Wednesday, May 11, 2011

Gravity - Don’t Let it Get You Down

By: Emily Fonnesbeck

As you probably know, gravity is the force that pulls you towards the earth. At a rate of 32.2 ft/s², gravity can be your friend and sometimes your enemy. Tripping on your four-inch heels as you maneuver the stairs? Enemy. Working out? Friend! Confused? Ok, let me explain.
When you work out, and especially when you lift weights, opposing forces help you get the job done. Learning a simple concept can maximize your work out and allow gravity to help you in the best possible way.

Concentric vs. Eccentric Motion
A concentric motion is a motion that closes the joint angle. For example, in a bicep curl, the concentric motion is the one that brings your forearm closer to your body, thus closing that 90 to 180 degree angle. The girl on the right (B) has just finished her concentric movement, bringing the bar close to her.

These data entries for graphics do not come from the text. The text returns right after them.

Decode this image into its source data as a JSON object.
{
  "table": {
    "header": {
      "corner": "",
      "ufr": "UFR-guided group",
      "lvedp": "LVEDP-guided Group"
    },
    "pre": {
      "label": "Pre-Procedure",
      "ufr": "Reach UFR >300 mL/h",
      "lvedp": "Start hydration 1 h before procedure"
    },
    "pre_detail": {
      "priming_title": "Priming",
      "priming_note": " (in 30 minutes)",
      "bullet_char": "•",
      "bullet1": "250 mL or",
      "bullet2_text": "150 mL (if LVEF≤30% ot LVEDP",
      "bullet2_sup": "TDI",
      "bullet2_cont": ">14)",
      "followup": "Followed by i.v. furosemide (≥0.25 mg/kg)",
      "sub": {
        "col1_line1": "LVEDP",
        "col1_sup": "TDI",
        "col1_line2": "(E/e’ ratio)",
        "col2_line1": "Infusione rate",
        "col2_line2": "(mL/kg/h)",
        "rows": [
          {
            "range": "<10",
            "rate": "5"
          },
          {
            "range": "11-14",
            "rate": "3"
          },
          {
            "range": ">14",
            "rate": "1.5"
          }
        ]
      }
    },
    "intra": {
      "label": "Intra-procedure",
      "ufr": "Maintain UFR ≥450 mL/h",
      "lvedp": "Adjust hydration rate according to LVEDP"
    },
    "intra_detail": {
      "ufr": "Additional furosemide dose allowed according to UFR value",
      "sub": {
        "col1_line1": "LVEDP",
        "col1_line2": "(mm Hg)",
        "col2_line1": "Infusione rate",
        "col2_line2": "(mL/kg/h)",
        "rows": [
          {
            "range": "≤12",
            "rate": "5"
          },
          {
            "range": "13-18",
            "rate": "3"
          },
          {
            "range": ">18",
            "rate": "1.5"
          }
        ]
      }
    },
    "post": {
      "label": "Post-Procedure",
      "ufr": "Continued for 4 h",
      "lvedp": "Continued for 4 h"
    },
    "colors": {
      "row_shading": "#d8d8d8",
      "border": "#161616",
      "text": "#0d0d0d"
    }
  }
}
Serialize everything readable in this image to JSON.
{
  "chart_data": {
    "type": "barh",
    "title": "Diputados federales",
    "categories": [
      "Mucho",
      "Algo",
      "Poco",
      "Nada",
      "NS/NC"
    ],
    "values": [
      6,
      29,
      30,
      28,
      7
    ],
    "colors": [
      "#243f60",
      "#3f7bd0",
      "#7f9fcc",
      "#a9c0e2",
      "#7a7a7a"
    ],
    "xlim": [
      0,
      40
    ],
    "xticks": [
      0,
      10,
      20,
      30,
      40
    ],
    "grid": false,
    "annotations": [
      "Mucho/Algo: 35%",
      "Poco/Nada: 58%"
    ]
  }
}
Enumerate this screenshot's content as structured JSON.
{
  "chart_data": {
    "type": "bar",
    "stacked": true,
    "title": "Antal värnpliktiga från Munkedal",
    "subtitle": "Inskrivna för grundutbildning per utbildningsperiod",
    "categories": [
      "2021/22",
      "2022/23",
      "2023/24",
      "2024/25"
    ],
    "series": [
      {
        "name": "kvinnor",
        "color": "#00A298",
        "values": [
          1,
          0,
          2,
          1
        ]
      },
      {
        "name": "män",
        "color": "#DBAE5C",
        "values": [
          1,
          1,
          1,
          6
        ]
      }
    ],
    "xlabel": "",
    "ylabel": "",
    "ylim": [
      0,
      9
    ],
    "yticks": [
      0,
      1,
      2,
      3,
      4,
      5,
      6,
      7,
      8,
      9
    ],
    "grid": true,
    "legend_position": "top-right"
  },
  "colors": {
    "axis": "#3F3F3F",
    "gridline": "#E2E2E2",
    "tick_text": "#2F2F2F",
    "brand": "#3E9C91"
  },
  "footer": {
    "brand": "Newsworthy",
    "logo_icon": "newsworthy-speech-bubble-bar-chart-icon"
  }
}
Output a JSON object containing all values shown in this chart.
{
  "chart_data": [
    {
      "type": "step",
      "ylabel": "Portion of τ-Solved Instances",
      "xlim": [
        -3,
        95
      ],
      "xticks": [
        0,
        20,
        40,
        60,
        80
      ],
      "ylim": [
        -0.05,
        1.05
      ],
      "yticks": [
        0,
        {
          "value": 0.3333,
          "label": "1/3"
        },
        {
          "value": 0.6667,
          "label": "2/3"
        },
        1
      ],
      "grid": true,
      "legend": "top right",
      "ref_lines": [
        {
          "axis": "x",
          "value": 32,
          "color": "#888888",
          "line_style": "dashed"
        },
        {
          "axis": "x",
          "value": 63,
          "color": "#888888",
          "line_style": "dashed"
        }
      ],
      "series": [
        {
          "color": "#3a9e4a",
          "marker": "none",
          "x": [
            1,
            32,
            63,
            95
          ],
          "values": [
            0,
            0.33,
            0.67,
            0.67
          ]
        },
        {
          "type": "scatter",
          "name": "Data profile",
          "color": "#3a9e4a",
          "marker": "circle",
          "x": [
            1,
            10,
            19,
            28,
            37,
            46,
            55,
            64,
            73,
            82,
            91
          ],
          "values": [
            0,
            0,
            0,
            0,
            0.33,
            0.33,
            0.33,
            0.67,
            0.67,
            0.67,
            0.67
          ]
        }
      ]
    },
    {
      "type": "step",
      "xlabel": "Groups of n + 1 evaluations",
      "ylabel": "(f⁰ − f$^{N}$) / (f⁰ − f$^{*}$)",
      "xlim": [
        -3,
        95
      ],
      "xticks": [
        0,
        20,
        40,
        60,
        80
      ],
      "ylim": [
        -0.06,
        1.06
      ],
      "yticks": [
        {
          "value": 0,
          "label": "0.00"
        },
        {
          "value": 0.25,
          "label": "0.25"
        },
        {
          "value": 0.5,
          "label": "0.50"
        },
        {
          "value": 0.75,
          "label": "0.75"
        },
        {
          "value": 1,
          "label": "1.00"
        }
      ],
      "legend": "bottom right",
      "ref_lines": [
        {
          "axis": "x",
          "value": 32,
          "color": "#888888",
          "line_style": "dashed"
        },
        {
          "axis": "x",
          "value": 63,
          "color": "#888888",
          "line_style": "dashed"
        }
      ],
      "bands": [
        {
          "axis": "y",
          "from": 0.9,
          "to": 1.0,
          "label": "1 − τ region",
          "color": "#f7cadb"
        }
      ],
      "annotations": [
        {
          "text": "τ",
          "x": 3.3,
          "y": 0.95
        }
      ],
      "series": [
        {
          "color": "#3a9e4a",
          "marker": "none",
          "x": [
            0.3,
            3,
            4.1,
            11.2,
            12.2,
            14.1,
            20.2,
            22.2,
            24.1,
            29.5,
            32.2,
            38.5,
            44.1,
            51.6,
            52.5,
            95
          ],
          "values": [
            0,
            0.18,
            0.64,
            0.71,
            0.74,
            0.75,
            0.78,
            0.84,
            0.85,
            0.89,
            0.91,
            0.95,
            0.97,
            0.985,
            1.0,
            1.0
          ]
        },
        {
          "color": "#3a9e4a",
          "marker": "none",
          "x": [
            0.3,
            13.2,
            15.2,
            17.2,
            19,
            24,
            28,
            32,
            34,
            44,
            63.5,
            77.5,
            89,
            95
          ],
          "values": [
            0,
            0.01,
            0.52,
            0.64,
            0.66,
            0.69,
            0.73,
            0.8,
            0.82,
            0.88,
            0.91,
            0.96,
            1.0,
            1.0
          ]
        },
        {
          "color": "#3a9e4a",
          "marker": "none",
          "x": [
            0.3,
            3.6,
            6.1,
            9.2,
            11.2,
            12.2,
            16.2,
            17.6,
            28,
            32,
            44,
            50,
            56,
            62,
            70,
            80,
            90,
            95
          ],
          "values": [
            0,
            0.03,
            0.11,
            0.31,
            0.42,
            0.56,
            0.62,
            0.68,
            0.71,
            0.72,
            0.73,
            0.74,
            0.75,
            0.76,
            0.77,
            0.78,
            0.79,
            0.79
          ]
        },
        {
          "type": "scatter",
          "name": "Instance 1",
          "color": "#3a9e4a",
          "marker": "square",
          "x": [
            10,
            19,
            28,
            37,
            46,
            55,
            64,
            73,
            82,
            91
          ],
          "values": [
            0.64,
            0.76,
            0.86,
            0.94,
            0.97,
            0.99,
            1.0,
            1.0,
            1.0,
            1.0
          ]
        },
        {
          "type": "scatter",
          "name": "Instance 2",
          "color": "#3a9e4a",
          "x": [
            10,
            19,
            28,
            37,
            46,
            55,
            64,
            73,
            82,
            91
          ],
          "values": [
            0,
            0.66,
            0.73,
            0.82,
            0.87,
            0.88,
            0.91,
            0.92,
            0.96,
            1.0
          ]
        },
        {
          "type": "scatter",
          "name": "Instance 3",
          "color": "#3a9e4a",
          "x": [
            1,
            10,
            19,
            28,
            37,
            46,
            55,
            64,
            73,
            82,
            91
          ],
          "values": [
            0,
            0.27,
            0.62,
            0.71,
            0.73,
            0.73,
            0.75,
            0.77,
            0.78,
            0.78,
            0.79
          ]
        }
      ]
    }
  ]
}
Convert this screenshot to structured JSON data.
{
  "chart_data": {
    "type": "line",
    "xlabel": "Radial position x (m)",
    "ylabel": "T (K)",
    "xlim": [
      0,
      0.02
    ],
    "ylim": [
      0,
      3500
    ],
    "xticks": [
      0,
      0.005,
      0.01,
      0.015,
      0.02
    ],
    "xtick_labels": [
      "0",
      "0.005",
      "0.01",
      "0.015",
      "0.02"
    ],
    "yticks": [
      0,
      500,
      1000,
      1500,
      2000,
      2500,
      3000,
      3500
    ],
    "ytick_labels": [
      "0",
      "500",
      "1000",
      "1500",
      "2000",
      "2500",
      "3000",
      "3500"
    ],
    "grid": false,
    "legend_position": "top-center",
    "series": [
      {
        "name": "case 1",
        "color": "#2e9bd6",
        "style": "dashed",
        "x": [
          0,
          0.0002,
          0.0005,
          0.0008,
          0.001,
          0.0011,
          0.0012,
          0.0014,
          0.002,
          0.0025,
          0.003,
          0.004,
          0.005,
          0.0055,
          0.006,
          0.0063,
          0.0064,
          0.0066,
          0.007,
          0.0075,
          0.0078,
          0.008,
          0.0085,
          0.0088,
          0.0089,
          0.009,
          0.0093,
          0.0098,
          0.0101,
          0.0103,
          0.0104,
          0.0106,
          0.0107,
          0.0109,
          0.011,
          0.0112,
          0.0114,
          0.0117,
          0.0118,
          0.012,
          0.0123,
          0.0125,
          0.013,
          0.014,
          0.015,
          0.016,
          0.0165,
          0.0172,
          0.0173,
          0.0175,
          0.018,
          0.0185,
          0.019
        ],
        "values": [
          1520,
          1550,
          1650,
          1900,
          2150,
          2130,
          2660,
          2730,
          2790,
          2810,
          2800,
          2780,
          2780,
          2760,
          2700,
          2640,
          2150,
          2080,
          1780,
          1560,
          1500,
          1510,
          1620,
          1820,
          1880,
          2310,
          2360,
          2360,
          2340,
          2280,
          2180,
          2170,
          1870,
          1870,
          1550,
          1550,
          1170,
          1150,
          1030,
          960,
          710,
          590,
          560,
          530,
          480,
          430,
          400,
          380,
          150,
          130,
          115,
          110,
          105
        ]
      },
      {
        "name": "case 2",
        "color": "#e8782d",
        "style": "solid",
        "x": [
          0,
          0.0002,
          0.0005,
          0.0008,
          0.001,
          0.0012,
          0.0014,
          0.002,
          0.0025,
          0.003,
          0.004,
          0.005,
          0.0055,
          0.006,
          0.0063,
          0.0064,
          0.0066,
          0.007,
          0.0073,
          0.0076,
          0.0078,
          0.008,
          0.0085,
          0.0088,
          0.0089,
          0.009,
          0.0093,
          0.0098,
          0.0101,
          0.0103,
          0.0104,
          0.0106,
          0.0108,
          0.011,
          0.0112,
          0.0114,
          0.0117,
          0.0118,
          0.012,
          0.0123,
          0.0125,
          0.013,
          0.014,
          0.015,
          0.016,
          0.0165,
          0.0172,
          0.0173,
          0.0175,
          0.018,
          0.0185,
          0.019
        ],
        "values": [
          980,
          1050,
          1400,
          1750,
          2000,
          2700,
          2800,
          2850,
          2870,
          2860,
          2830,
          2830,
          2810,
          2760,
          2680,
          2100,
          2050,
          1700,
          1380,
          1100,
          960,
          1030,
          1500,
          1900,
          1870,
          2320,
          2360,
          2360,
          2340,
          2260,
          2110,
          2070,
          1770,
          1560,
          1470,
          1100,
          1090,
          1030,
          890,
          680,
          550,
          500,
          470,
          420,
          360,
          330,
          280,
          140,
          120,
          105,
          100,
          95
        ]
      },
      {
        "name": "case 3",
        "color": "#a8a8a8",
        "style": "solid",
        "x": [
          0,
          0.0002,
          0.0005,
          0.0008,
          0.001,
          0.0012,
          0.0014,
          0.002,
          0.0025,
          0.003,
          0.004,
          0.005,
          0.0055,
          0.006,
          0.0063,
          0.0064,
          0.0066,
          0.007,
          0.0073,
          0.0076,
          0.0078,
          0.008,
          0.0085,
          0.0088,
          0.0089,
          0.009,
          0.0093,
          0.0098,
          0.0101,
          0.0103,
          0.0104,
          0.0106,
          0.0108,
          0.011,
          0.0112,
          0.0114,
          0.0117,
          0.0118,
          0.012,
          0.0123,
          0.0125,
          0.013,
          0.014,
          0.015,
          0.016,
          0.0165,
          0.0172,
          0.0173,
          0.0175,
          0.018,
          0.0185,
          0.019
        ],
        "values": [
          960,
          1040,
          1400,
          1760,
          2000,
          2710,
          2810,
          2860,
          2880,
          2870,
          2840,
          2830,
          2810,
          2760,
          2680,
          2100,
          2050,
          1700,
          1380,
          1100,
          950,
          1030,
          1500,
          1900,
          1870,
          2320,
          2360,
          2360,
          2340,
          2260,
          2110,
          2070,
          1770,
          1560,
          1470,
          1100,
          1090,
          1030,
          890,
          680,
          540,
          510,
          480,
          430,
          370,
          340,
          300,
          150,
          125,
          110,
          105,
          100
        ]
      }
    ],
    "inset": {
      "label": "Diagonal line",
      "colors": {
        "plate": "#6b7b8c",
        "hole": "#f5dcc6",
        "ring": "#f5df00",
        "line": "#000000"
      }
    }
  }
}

Conversely, the girl on the left (A) has just finished her eccentric motion, or the motion that makes the joint angle larger. Easy enough, right? Concentric in, eccentric away. Now that you understand the concentric and eccentric motions, you can do something with that little golden nugget of knowledge I have just planted in your brain.
Since we have an illustration, we will use the bicep curl for an example. When the average person does a bicep curl, they tend to curl up (concentrically) fast and hard, and then let gravity take the weight down quickly in the eccentric motion. This is easy to do, and a common mistake, but yes, it is a mistake. This is why: you build more muscle in the eccentric motion than in the concentric motion! Let me rephrase. In the bicep curl, you build more muscle and burn more fat when you concentrate on the “down” portion of the exercise.
            This concept applies to all weight training exercises, and can really make a difference in your training. So, next time you lift weights, really concentrate on what you are doing. Make sure that both the concentric and eccentric motions are slow and controlled, especially on the eccentric. Don’t let gravity pull that weight down! If you have to do a fast motion, make it the motion on the way up, and make the motion on the way down the one that counts.
As always, be careful not to hurt yourself or burn yourself out. A strength training regimen is the like the Prince Charming of your Cinderella weight-loss plan, so make those hours in the gym count!